Representing one of the fastest growing segments of healthcare spending, the cost of cancer care in the United States continues to rise at an unprecedented rate.
To account for the rise in the cost of care, insurance companies are starting to shift more of the financial burden to patients in the form of higher co-pays, deductibles and premiums.
Unfortunately, many of these patients do not have the resources to cover the financial burdens placed upon them once medical bills begin arriving.
Does this financial hardship contribute to a patient's ability to recover from cancer? New studies have begun to measure the impact of financial hardship on cancer recovery.
Financial Hardship and A Difficult Recovery Go Hand-In-Hand
A new study by the Association of Oncology Social Work shows that over 50% of cancer patients surveyed reported that the costs related to cancer negatively impacted their ability to focus on their recovery.
Other key findings from the study include:
68% reported financial hardship due to medical bills
46% had to cut back on living expenses to pay for their treatment
40% said that they depleted their savings
30% reported having to deal with bill collectors
66% of patients who faced major financial challenges report suffering from depression/anxiety
Reducing the Impact of Financial Toxicity
The oncology community recognizes the impact financial toxicity has on patients and has formulated some strategies to address the problem:
- Improve Cost Transparency.

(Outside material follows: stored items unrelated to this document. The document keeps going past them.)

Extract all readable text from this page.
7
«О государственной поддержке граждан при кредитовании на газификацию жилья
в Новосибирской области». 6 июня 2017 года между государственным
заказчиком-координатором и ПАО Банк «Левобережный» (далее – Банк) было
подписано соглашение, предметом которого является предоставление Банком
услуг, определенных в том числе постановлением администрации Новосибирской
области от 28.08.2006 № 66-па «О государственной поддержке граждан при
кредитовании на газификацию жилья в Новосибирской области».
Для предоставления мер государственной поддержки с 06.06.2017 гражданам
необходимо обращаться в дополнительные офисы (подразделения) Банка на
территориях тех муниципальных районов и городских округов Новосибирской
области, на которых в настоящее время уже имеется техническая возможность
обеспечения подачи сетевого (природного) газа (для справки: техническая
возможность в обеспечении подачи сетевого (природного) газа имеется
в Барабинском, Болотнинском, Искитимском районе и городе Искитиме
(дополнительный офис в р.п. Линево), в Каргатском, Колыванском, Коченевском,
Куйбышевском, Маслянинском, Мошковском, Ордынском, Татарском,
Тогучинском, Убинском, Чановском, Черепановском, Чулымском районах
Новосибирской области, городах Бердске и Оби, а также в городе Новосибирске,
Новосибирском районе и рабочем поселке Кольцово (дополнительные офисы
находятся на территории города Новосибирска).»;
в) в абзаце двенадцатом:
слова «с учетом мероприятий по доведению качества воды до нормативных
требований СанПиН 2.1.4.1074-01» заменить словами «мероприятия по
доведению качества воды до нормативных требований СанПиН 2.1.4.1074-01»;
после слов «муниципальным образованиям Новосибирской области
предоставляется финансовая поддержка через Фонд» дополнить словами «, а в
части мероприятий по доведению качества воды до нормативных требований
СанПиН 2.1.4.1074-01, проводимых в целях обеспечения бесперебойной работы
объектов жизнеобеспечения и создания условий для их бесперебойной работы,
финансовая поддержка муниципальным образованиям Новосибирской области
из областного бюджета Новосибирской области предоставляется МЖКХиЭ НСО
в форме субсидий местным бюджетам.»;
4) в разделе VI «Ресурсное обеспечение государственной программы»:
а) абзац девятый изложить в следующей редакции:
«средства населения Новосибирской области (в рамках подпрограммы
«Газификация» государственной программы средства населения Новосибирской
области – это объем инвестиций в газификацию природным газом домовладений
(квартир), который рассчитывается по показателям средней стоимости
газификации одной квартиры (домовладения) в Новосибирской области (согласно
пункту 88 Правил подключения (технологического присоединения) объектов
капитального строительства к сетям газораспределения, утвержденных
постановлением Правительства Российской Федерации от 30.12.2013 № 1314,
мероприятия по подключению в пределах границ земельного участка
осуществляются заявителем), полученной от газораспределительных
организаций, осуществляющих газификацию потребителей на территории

By discussing the cost of various treatments with patients before they are prescribed, doctors and patients can take a bigger-picture look at the overall care strategy.
- Improve Access to Financial Assistance. When the cost of treatment is discussed in early stages of the process, there is more opportunity to apply for financial assistance.
- Measure Financial Burden in Real Time. The financial burden is rarely accounted for in a clinical setting. However, by measuring this throughout the entire process doctors may be able to align patients with appropriate resources before the strain starts to have a negative impact on care.
- Provide Access to Financial Planners. While discussing finances during clinical visits is a crucial part of treatment, doctors are not financial planners and will be unable to advise patients on some matters. It's important for oncology practices to have financial planners they can connect patients with.